Before I continue, I am human after all (doing my best) and I share in some of the pain. My heart breaks for the loss we are experiencing: loss of jobs, trust in institutions, faith in one another. The ability to hug and kiss and drink shoulder to shoulder and spit into a microphone off-key Alanis Morissette to a rowdy karaoke bar. The painful loss of joy and connection and of loved ones gone too soon.

While the people behind BRINK certainly felt the burdens of 2020 weigh them down, something else happened this year.

Our business grew. Not only did we avoid layoffs, we created jobs and gave raises, bonuses and new perks. Our nonprofit, BRINK Foundation, launched Pidgin Palace Arts. We helped get 2 underdog progressives elected to office. We drove increased participation in Tucson for the Census. We brought in a number of new, purpose-driven clients in the technology, nonprofit and arts spaces, helping them crystallize their stories, launch products and initiatives and achieve growth of their own.

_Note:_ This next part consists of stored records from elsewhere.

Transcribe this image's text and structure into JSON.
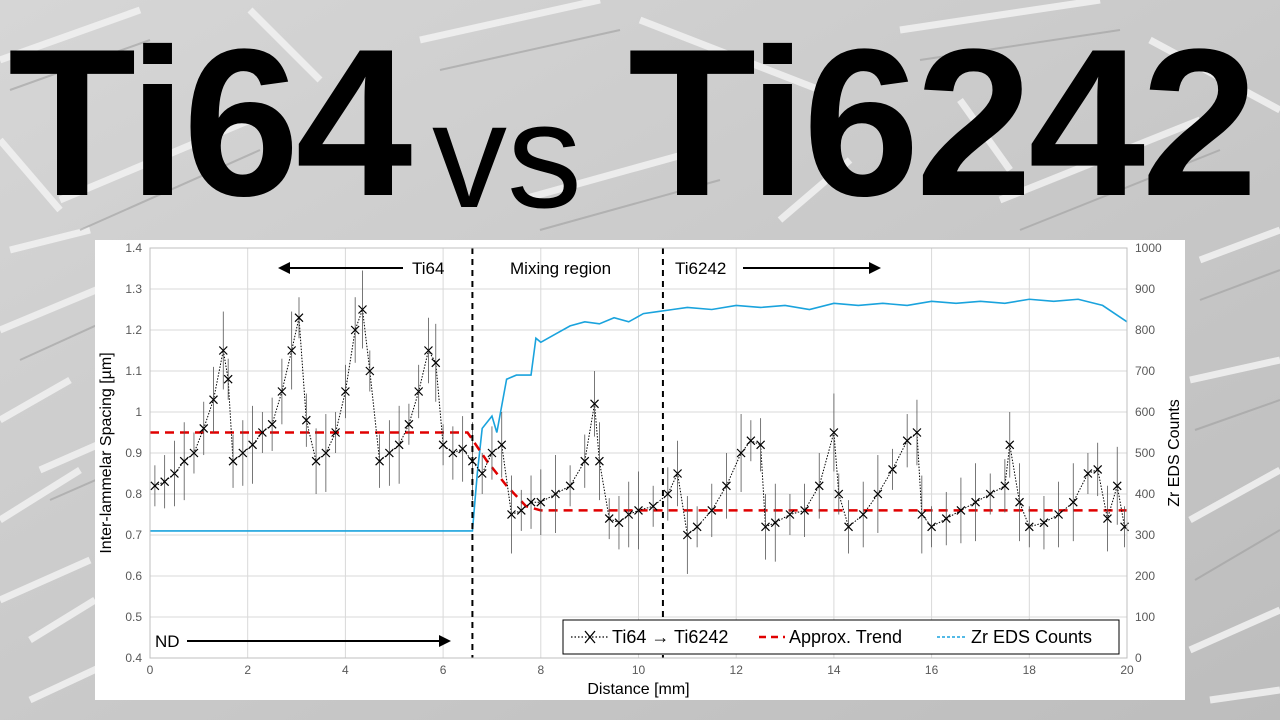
{
  "header": {
    "left": "Ti64",
    "middle": "vs",
    "right": "Ti6242"
  },
  "colors": {
    "background": "#c9c9c9",
    "spacing_series": "#000000",
    "trend": "#e00000",
    "zr_series": "#1aa3dd",
    "grid": "#d9d9d9"
  },
  "chart_data": {
    "type": "line",
    "xlabel": "Distance [mm]",
    "ylabel": "Inter-lammelar Spacing [µm]",
    "y2label": "Zr EDS Counts",
    "xlim": [
      0,
      20
    ],
    "ylim": [
      0.4,
      1.4
    ],
    "y2lim": [
      0,
      1000
    ],
    "x_ticks": [
      "0",
      "2",
      "4",
      "6",
      "8",
      "10",
      "12",
      "14",
      "16",
      "18",
      "20"
    ],
    "y_ticks": [
      "0.4",
      "0.5",
      "0.6",
      "0.7",
      "0.8",
      "0.9",
      "1",
      "1.1",
      "1.2",
      "1.3",
      "1.4"
    ],
    "y2_ticks": [
      "0",
      "100",
      "200",
      "300",
      "400",
      "500",
      "600",
      "700",
      "800",
      "900",
      "1000"
    ],
    "grid": true,
    "legend_position": "bottom-right",
    "vlines": [
      6.6,
      10.5
    ],
    "annotations": {
      "ti64": "Ti64",
      "mixing": "Mixing region",
      "ti6242": "Ti6242",
      "nd": "ND"
    },
    "series": [
      {
        "name": "Ti64 → Ti6242",
        "axis": "left",
        "style": "dotted-x-markers-with-error-bars",
        "x": [
          0.1,
          0.3,
          0.5,
          0.7,
          0.9,
          1.1,
          1.3,
          1.5,
          1.6,
          1.7,
          1.9,
          2.1,
          2.3,
          2.5,
          2.7,
          2.9,
          3.05,
          3.2,
          3.4,
          3.6,
          3.8,
          4.0,
          4.2,
          4.35,
          4.5,
          4.7,
          4.9,
          5.1,
          5.3,
          5.5,
          5.7,
          5.85,
          6.0,
          6.2,
          6.4,
          6.6,
          6.8,
          7.0,
          7.2,
          7.4,
          7.6,
          7.8,
          8.0,
          8.3,
          8.6,
          8.9,
          9.1,
          9.2,
          9.4,
          9.6,
          9.8,
          10.0,
          10.3,
          10.6,
          10.8,
          11.0,
          11.2,
          11.5,
          11.8,
          12.1,
          12.3,
          12.5,
          12.6,
          12.8,
          13.1,
          13.4,
          13.7,
          14.0,
          14.1,
          14.3,
          14.6,
          14.9,
          15.2,
          15.5,
          15.7,
          15.8,
          16.0,
          16.3,
          16.6,
          16.9,
          17.2,
          17.5,
          17.6,
          17.8,
          18.0,
          18.3,
          18.6,
          18.9,
          19.2,
          19.4,
          19.6,
          19.8,
          19.95
        ],
        "y": [
          0.82,
          0.83,
          0.85,
          0.88,
          0.9,
          0.96,
          1.03,
          1.15,
          1.08,
          0.88,
          0.9,
          0.92,
          0.95,
          0.97,
          1.05,
          1.15,
          1.23,
          0.98,
          0.88,
          0.9,
          0.95,
          1.05,
          1.2,
          1.25,
          1.1,
          0.88,
          0.9,
          0.92,
          0.97,
          1.05,
          1.15,
          1.12,
          0.92,
          0.9,
          0.91,
          0.88,
          0.85,
          0.9,
          0.92,
          0.75,
          0.76,
          0.78,
          0.78,
          0.8,
          0.82,
          0.88,
          1.02,
          0.88,
          0.74,
          0.73,
          0.75,
          0.76,
          0.77,
          0.8,
          0.85,
          0.7,
          0.72,
          0.76,
          0.82,
          0.9,
          0.93,
          0.92,
          0.72,
          0.73,
          0.75,
          0.76,
          0.82,
          0.95,
          0.8,
          0.72,
          0.75,
          0.8,
          0.86,
          0.93,
          0.95,
          0.75,
          0.72,
          0.74,
          0.76,
          0.78,
          0.8,
          0.82,
          0.92,
          0.78,
          0.72,
          0.73,
          0.75,
          0.78,
          0.85,
          0.86,
          0.74,
          0.82,
          0.72
        ]
      },
      {
        "name": "Approx. Trend",
        "axis": "left",
        "style": "red-dashed",
        "x": [
          0,
          6.5,
          6.9,
          7.3,
          7.7,
          8.0,
          20
        ],
        "y": [
          0.95,
          0.95,
          0.88,
          0.82,
          0.77,
          0.76,
          0.76
        ]
      },
      {
        "name": "Zr EDS Counts",
        "axis": "right",
        "style": "blue-thin",
        "x": [
          0,
          6.6,
          6.7,
          6.8,
          7.0,
          7.1,
          7.3,
          7.5,
          7.8,
          7.9,
          8.0,
          8.3,
          8.6,
          8.9,
          9.2,
          9.5,
          9.8,
          10.1,
          10.4,
          10.7,
          11.0,
          11.5,
          12.0,
          12.5,
          13.0,
          13.5,
          14.0,
          14.5,
          15.0,
          15.5,
          16.0,
          16.5,
          17.0,
          17.5,
          18.0,
          18.5,
          19.0,
          19.5,
          20.0
        ],
        "y": [
          310,
          310,
          450,
          560,
          590,
          550,
          680,
          690,
          690,
          780,
          770,
          790,
          810,
          820,
          815,
          830,
          820,
          840,
          845,
          850,
          855,
          850,
          860,
          855,
          860,
          850,
          865,
          860,
          865,
          860,
          870,
          865,
          870,
          865,
          875,
          870,
          875,
          860,
          820
        ]
      }
    ]
  }
}
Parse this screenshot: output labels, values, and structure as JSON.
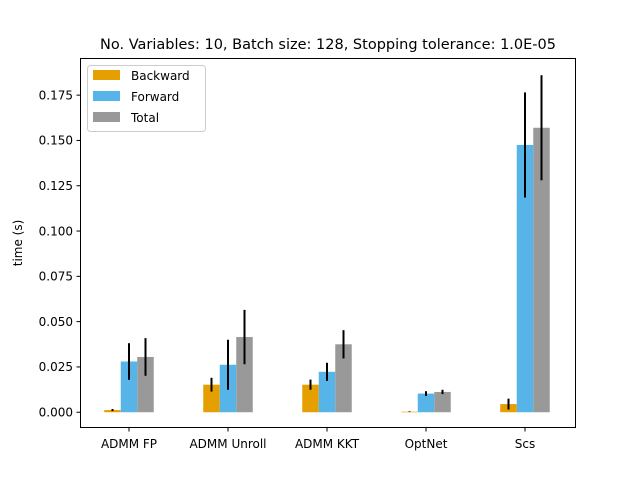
{
  "chart_data": {
    "type": "bar",
    "title": "No. Variables: 10, Batch size: 128, Stopping tolerance: 1.0E-05",
    "xlabel": "",
    "ylabel": "time (s)",
    "ylim": [
      -0.0087,
      0.1955
    ],
    "yticks": [
      0.0,
      0.025,
      0.05,
      0.075,
      0.1,
      0.125,
      0.15,
      0.175
    ],
    "ytick_labels": [
      "0.000",
      "0.025",
      "0.050",
      "0.075",
      "0.100",
      "0.125",
      "0.150",
      "0.175"
    ],
    "categories": [
      "ADMM FP",
      "ADMM Unroll",
      "ADMM KKT",
      "OptNet",
      "Scs"
    ],
    "legend_position": "top-left",
    "grid": false,
    "series": [
      {
        "name": "Backward",
        "color": "#e69f00",
        "values": [
          0.0012,
          0.0152,
          0.0152,
          0.0003,
          0.0045
        ],
        "errors": [
          0.0006,
          0.0038,
          0.0028,
          0.0002,
          0.003
        ]
      },
      {
        "name": "Forward",
        "color": "#56b4e9",
        "values": [
          0.028,
          0.0262,
          0.0223,
          0.0103,
          0.1475
        ],
        "errors": [
          0.0101,
          0.0138,
          0.005,
          0.0013,
          0.029
        ]
      },
      {
        "name": "Total",
        "color": "#999999",
        "values": [
          0.0305,
          0.0415,
          0.0375,
          0.0112,
          0.157
        ],
        "errors": [
          0.0104,
          0.015,
          0.0078,
          0.0012,
          0.029
        ]
      }
    ]
  }
}
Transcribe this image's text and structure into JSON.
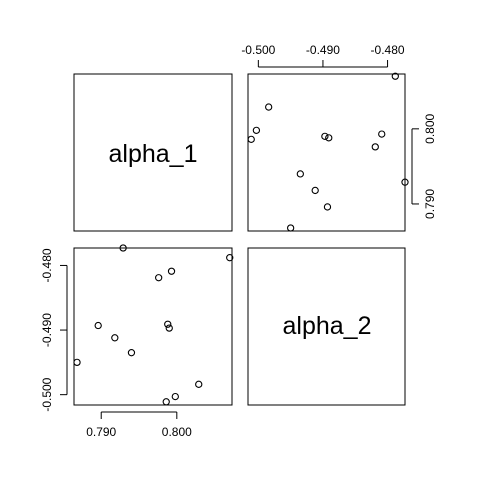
{
  "chart_data": {
    "type": "scatter",
    "kind": "pairs",
    "variables": [
      "alpha_1",
      "alpha_2"
    ],
    "alpha_1": {
      "range": [
        0.7864,
        0.8073
      ],
      "ticks": [
        0.79,
        0.8
      ],
      "tick_labels": [
        "0.790",
        "0.800"
      ]
    },
    "alpha_2": {
      "range": [
        -0.5016,
        -0.4773
      ],
      "ticks": [
        -0.5,
        -0.49,
        -0.48
      ],
      "tick_labels": [
        "-0.500",
        "-0.490",
        "-0.480"
      ]
    },
    "points": [
      {
        "alpha_1": 0.807,
        "alpha_2": -0.4788
      },
      {
        "alpha_1": 0.7993,
        "alpha_2": -0.4809
      },
      {
        "alpha_1": 0.7976,
        "alpha_2": -0.4819
      },
      {
        "alpha_1": 0.7988,
        "alpha_2": -0.4891
      },
      {
        "alpha_1": 0.799,
        "alpha_2": -0.4897
      },
      {
        "alpha_1": 0.7896,
        "alpha_2": -0.4893
      },
      {
        "alpha_1": 0.7918,
        "alpha_2": -0.4912
      },
      {
        "alpha_1": 0.794,
        "alpha_2": -0.4935
      },
      {
        "alpha_1": 0.7868,
        "alpha_2": -0.495
      },
      {
        "alpha_1": 0.8029,
        "alpha_2": -0.4984
      },
      {
        "alpha_1": 0.7998,
        "alpha_2": -0.5003
      },
      {
        "alpha_1": 0.7986,
        "alpha_2": -0.5011
      },
      {
        "alpha_1": 0.7929,
        "alpha_2": -0.4773
      }
    ]
  }
}
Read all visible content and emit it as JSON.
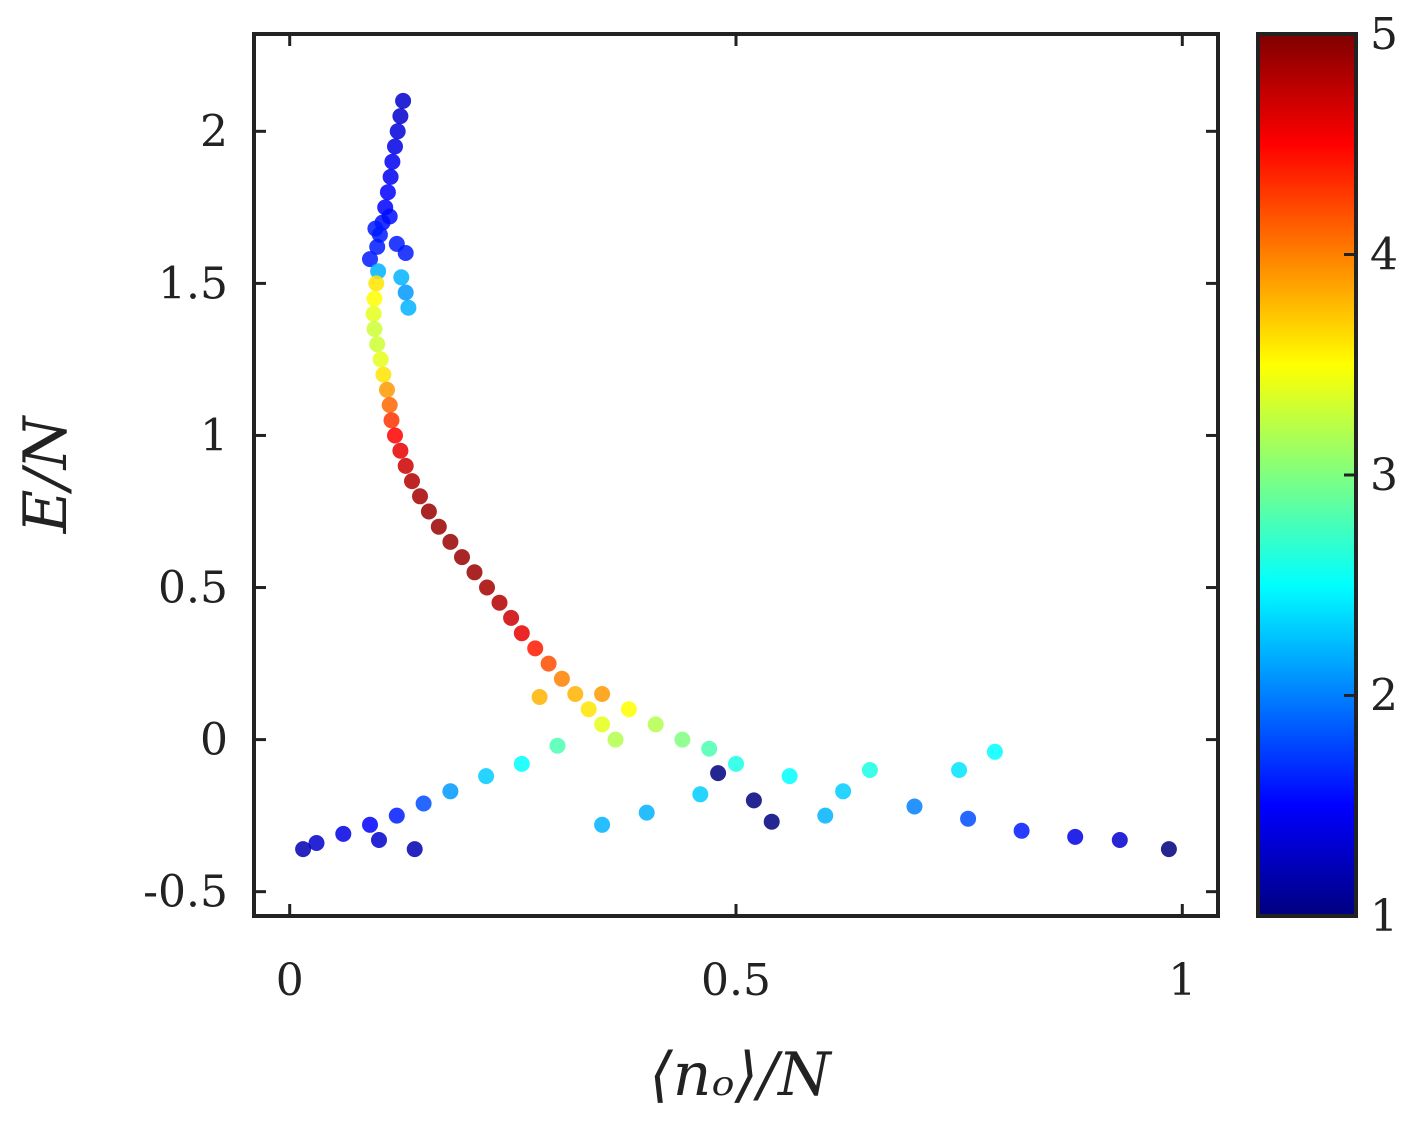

We also recognized our privileged position and used it to help our community. The Tucson Helping Tucson initiative employed out of work creators and helped elevate Community Investment Corporation to make $425,000 worth of positive economic impact in Southern Arizona during COVID. Our Tucson Together initiative with Vantage West worked with a number of community partners to promote concrete actions people can take to support local businesses impacted by the quarantine. The Shorty award finalist #COVIDcantstopgood campaign with Network for Good helped nonprofits transition to virtual fundraising to adapt and overcome the constraints of the pandemic. And our pay what you can livestream services helped groups like the Women’s Foundation of Southern Arizona and the Jewish History Museum set fundraising records with their virtual galas.

I can’t help but look back and feel a sense of gratitude over how well this year has gone for us, the contrast just makes it all the more palpable.

I share not to gloat (okay, maybe a little, I am doing my best) but to actually say thank you. We continue to build something special and appreciate you having a hand in that, even if its just cheering us on.